C’est finalement la petite Elsa qui met un terme à ces confidences. De retour sur la terrasse, Mme Brun aborde le sujet de la généalogie.

- Alors, qu’est-ce que c’est que cette histoire ? Les gendarmes nous ont dit que vous cherchiez à contacter quelqu’un de la famille au sujet de recherche sur nos ancêtres.

- Oui, une ancêtre en particulier. Je ne sais pas très bien de qui il s’agit par rapport à vous mais mes recherches m’amènent à vous.

- Mais, vous, vous êtes de notre famille ?

- Non, du moins je ne crois pas. Il faut que je vous raconte le début de l’histoire….

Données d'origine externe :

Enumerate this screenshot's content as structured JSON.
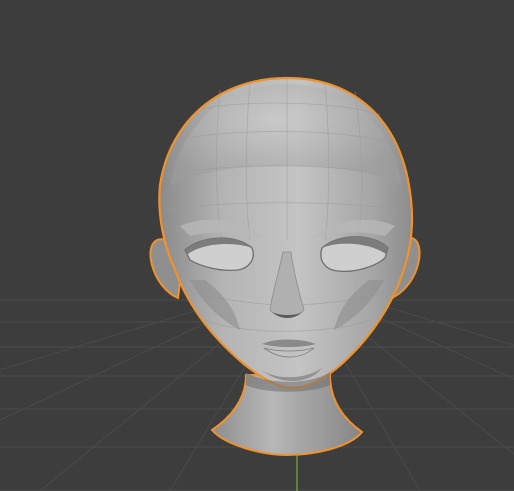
{
  "viewport": {
    "background_color": "#3d3d3d",
    "grid_color": "#4a4a4a",
    "y_axis_color": "#6f9a3b",
    "selection_outline_color": "#f0922b",
    "mesh_base_color": "#a7a7a7",
    "mesh_light_color": "#c8c8c8",
    "mesh_dark_color": "#7a7a7a",
    "object": "head-mesh"
  }
}
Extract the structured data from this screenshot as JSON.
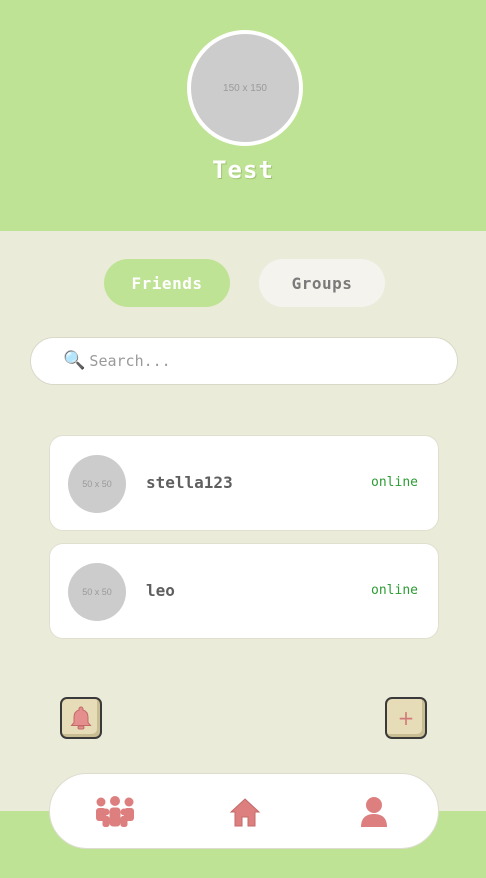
{
  "profile": {
    "avatar_placeholder": "150 x 150",
    "username": "Test"
  },
  "tabs": [
    {
      "label": "Friends",
      "active": true
    },
    {
      "label": "Groups",
      "active": false
    }
  ],
  "search": {
    "icon": "magnifier-icon",
    "placeholder": "Search..."
  },
  "friends": [
    {
      "avatar_placeholder": "50 x 50",
      "name": "stella123",
      "status": "online"
    },
    {
      "avatar_placeholder": "50 x 50",
      "name": "leo",
      "status": "online"
    }
  ],
  "actions": {
    "notifications_icon": "bell-icon",
    "add_symbol": "+"
  },
  "bottom_nav": {
    "items": [
      "friends-icon",
      "home-icon",
      "profile-icon"
    ]
  },
  "colors": {
    "header_green": "#bfe394",
    "background": "#ebebd9",
    "status_online": "#2e9b35",
    "accent_pink": "#dd7f7f"
  }
}
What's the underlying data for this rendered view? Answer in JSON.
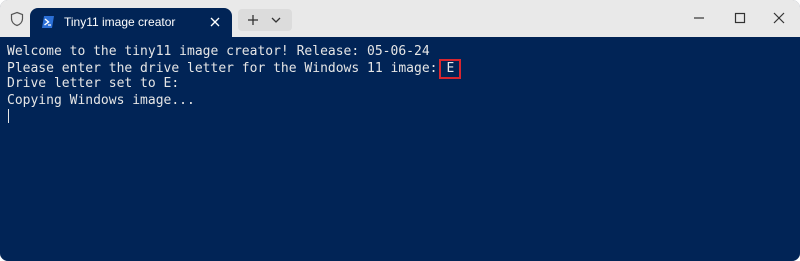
{
  "window": {
    "tab_title": "Tiny11 image creator",
    "accent_bg": "#012456",
    "highlight_color": "#d7262f"
  },
  "icons": {
    "shield": "shield-icon",
    "powershell": "powershell-icon",
    "close_tab": "close-icon",
    "new_tab": "plus-icon",
    "dropdown": "chevron-down-icon",
    "minimize": "minimize-icon",
    "maximize": "maximize-icon",
    "close_window": "close-icon"
  },
  "terminal": {
    "line1": "Welcome to the tiny11 image creator! Release: 05-06-24",
    "line2_prompt": "Please enter the drive letter for the Windows 11 image:",
    "line2_input": "E",
    "line3": "Drive letter set to E:",
    "line4": "Copying Windows image..."
  }
}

Il m’a fallu dix minutes pour raconter les épisodes brocante, carte postale, message qui s’incruste dans mon cerveau, les signes persuasifs, les visites aux archives. J’ai caché les épisodes du cimetière et de l’avis de décès qui pourraient choquer leur sensibilité ou être mal interprété, je n’en parlerai que si elles me poussent dans ces derniers retranchements. Mais non, elles sont déjà trop surprises par ma recherche pour en savoir davantage. Je n’ai rien dit non plus du phare de Cordouan qui reste anecdotique dans l’histoire. Je pense vraiment qu’elles n’acceptent ma démarche que par gratitude. En d’autres circonstances, j’aurais sans doute trouvé portes closes. Josiane, c’est le nom de la maman de France et Audrey, est légitimement la mieux renseignée pour démêler mon énigme, elle prend donc la parole :

- Cela ne va pas être facile de parler de cette branche de la famille car il y a des non-dits. A ce que j’en sais, Anaïse est la 2ème femme de mon grand-père René Martin. Sa 1ère femme, Julie, est décédée en donnant naissance à sa 3ème fille, ma mère. Anaïse était la meilleure amie de ma grand-mère, elle vivait aussi sur l’ile de Ré et elle aidait quotidiennement ma grand-mère qui était fragile de santé. Ma mère t’en parlerait mieux mais elle est décédée. Sa sœur Liliane est encore vivante, elle n’habite pas très loin, elle pourra te confirmer tout cela à l’occasion.

- C’est Mme Framontet ?

- Non , Mme Framontet , c’était la sœur ainée, Françoise, mais elle est également décédée. Liliane, c’est la famille Nadeau.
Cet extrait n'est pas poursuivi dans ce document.